Le bisou du jeudi possible grâce à ses collègues
Depuis, Michel ne rate jamais un jeudi avec Kevin. "C’est son petit moment de bonheur", explique Jennifer. "Il me voit passer une première fois le jeudi matin pour les sacs bleus. Puis quand je repasse pour les sacs jaunes, je laisse le camion partir pour lui consacrer deux, trois minutes et lui faire un bisou. Pendant ce temps, c’est mon autre collègue, parce qu’on est deux derrière le camion, qui fait mon travail à ma place. C’est possible parce que c’est une rue où il n’y a des maisons que d’un côté, donc il y a deux fois moins de sacs à ramasser. J’ai des collègues géniaux et je veux les remercier de leur patience." Grâce à ses collègues, sa bonne action ne cause ainsi aucun retard dans la tournée.

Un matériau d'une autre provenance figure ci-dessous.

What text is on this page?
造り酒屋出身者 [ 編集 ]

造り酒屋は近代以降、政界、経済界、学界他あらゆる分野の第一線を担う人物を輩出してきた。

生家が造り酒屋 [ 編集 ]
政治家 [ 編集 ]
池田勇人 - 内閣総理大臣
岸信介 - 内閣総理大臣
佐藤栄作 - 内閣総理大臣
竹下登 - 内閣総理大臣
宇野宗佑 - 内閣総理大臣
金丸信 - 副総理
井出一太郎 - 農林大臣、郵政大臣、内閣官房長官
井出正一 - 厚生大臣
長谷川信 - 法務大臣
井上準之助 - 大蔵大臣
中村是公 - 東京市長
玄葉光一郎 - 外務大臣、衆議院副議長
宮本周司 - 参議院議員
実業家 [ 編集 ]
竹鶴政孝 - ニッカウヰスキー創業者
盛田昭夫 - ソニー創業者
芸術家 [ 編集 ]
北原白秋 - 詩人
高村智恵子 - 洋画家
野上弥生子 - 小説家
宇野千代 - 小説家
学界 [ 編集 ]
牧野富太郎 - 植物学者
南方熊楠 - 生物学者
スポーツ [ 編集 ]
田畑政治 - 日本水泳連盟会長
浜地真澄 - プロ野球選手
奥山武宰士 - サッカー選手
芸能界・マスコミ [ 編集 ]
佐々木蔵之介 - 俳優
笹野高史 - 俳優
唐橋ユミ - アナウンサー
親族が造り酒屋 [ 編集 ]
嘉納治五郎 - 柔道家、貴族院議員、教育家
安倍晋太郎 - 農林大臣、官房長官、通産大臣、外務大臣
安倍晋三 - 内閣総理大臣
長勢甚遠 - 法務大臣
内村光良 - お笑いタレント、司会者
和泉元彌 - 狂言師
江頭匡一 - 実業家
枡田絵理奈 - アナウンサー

Visite surprise pour la nouvelle année
Mais 3 minutes une fois par semaine, c’est court. "Ses parents me le disent, de jeudi en jeudi, c’est long pour lui". En 2019, Michel a donc consacré plus de temps à Kevin. Il est venu pour fêter son anniversaire et est revenu le 31 pour la nouvelle année. "C’était censé être une surprise mais ses parents m’ont expliqué qu’il savait que j’allais arriver. Que le jour avant, il criait mon nom. Comment il le savait, je ne me l’explique pas."
Et le 31, Jennifer, qui n’habite plus la maison familiale et n’assiste donc pas tous les jeudis à la scène du bisou, a pu constater le lien qui unît Kevin et Michel : "Rien que le fait d’entendre la voix de Michel, il criait après lui, il avait les yeux tout pétillants". Michel avait aussi amené sa compagne pour qu’elle rencontre à son tour Kevin. "C’est comme si c’était un ami. On n’a pas besoin de se parler, tout passe par le regard, son expression. C’est gens-là, malgré leur handicap, reconnaissent les gens. Ils ont des sentiments. Ils ont tout ce qu’il faut."
"Ce sont ses parents qu'il faut remercier, pas moi"
Le 29 décembre, Jennifer a publié un message de remerciement sur la page Facebook des habitants de Chênée pour remercier Michel. Résultat : plus de 400 likes sur 1400 membres ! Et des dizaines de commentaires positifs. Si ça touche bien évidemment Michel, "il ne veut pas qu’on le remercie", explique Jennifer. "Mais il ne se rend pas compte de l’importance que sa petite attention a pour mon frère", ajoute-t-elle.
Michel, lui, ne cherche pas les remerciements. "Ce sont ses parents, sa famille, qu’il faut remercier pour leur courage, pas moi. Je ne suis qu’un pion". Il est cependant fier d’une chose : "Il n’y a pas un seul commentaire négatif sur Facebook", ce qui lui fait dire qu’"il en faudrait plus" comme lui, qui prennent le peu de temps qu’ils peuvent pour aider ceux qui en ont besoin.
En ce début 2020, l’histoire d’amitié continue. "Tant que ça lui fait du bien, je continuerai. Je n’ai même pas besoin de travailler pour aller le voir."